Sobre Mário Soares já
tudo (e de mais, creio eu) foi dito e eu até deveria ter o bom senso de não
acrescentar mais nada. Neste momento, ele está no Olimpo (segundo alguns) ou no
Inferno (segundo outros). Entretanto, o Jornal, de Fall River,
assediou-me quando eu estava na Colômbia com perguntas sobre a vinda dele para
um doutoramento honoris causa na Brown (em 1987) e a pedir estórias dos meus
encontros com ele.
Contei pouco porque de
outro modo pareceria estar eu a armar aos cágados. E fiz questão de dizer que
não tive nem mérito nem culpa nesse doutoramento concedido pela Brown. O
promotor foi o Senador Clairbone Pell, de Rhode Island, ao tempo uma das
venerandas figuras do Senado, que tinha um fraquito por Portugal desde os
tempos em que o pai fora Ministro dos EUA em Portugal (como antigamente se
chamava o embaixador dos EUA). Na altura, Pell era membro da Brown Corporation,
o organismo máximo que rege os destinos da universidade.
Acrescentarei então
apenas duas ou três coisas:
Mário Soares deixou a
segurança americana (o país anfitrião é que é responsável pela segurança de
entidades estrangeiras) completamente desorientada. Ele esquivava-se-lhes
constantemente para ir para aqui e para ali. Ao terceiro dia desistiram de todo
ao aperceberem-se de que ele não incorria em qualquer perigo e até gostava
deveras de misturar-se com as pessoas (emigrantes, já que não falava inglês) com
quem se cruzava e ninguém parecia ameaçá-lo.
Num domingo, numa noite
dessas ainda ocasionalmente frígidas de Maio, terminado o jantar na Casa do
Reitor da Universidade, Mário Soares regressou à Gardner House, uma mimosa
residência do século XVIII onde costumam ficar os VIP's.

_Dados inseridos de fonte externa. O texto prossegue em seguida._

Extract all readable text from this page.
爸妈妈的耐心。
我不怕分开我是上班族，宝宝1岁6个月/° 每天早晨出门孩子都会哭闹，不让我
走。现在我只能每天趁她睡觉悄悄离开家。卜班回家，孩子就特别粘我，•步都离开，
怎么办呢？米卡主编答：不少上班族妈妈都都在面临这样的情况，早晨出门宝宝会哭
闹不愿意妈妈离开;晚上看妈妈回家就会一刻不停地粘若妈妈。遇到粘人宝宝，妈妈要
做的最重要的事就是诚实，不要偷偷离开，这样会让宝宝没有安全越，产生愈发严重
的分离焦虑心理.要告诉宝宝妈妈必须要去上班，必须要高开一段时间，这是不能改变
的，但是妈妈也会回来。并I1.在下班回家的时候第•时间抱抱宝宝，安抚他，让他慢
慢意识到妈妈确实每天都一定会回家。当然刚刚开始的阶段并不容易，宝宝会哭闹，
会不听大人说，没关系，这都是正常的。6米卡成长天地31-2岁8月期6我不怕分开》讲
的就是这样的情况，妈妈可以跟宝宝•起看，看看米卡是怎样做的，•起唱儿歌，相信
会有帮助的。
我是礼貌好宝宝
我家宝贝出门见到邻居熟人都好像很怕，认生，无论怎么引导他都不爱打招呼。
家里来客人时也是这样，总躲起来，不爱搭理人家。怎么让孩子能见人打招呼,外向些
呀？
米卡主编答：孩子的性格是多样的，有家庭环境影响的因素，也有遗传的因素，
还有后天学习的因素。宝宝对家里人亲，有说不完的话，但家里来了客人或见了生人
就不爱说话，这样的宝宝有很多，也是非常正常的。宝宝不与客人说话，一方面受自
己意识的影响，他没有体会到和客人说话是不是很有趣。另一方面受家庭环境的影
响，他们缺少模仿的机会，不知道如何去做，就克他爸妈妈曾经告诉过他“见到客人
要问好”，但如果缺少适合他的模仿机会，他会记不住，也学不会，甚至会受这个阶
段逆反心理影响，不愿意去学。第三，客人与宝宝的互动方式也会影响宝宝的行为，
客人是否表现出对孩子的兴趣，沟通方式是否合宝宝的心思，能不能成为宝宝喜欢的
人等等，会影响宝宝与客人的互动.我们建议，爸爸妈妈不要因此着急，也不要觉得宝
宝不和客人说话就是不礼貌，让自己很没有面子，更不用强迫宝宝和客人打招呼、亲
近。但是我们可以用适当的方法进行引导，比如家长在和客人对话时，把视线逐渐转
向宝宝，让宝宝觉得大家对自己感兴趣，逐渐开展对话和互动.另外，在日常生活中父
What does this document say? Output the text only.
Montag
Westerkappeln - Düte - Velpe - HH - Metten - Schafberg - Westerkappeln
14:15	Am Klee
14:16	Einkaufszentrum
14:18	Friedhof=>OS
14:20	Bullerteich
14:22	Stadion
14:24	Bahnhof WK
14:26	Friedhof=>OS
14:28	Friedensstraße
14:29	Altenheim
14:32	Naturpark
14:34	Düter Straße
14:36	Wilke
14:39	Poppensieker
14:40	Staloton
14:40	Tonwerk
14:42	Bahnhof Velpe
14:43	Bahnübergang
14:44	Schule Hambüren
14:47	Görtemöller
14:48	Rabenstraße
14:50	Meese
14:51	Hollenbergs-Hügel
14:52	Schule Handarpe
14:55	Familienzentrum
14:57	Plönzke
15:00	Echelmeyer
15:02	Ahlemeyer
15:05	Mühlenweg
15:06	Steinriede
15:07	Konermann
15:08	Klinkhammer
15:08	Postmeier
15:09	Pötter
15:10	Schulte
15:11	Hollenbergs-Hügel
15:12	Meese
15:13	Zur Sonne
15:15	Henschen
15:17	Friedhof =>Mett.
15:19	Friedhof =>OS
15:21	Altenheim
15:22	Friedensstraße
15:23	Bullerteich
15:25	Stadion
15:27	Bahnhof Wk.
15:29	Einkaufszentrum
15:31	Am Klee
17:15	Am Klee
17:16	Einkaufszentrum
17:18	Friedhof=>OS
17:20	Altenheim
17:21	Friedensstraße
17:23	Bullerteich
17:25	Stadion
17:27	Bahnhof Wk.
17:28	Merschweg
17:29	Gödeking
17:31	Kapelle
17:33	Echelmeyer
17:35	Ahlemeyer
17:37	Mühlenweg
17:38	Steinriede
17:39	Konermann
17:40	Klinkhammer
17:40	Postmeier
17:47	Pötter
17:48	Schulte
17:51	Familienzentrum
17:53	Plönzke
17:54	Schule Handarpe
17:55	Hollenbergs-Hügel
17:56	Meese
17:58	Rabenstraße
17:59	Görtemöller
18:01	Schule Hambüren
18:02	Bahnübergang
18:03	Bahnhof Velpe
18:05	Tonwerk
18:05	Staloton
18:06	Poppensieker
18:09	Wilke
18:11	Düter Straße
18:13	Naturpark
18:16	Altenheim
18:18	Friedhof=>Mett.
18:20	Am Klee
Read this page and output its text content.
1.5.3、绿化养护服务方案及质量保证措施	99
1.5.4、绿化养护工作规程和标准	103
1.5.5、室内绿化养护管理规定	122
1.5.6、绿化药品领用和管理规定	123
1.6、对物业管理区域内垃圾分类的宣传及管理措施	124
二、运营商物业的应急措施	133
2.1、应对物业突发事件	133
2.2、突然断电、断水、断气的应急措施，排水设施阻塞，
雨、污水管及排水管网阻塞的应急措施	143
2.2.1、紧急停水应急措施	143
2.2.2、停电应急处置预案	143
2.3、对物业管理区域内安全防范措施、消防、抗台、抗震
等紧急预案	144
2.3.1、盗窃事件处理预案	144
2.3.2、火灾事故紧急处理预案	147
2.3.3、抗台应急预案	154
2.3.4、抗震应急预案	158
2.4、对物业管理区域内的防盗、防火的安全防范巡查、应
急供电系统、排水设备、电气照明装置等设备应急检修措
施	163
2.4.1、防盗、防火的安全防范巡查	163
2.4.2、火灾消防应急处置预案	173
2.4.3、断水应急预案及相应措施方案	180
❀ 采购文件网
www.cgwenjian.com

A caminhada até lá não
era longa, todavia deu para Mário Soares tiritar de frio. Chegado à residência,
pediu wiskey para aquecer. Ora whiskey na Gardner House é água no
Sahara. Era imperativo desenrascar-me.
O problema era ser domingo e a lei seca,
em vigor na altura em Rhode Island, não permitir a venda de bebidas alcoólicas nas
lojas. Como desenrascar a situação? Lembrei-me de ir ao Andréas, um restaurante
grego com um dono amigo de há muitos anos. Expliquei-lhe a situação e
perguntei-lhe se não me vendia uma garrafa. Vender? Agarrou em duas e
pôs-me a andar com um grande abraço grego para o Senhor Presidente de Portugal.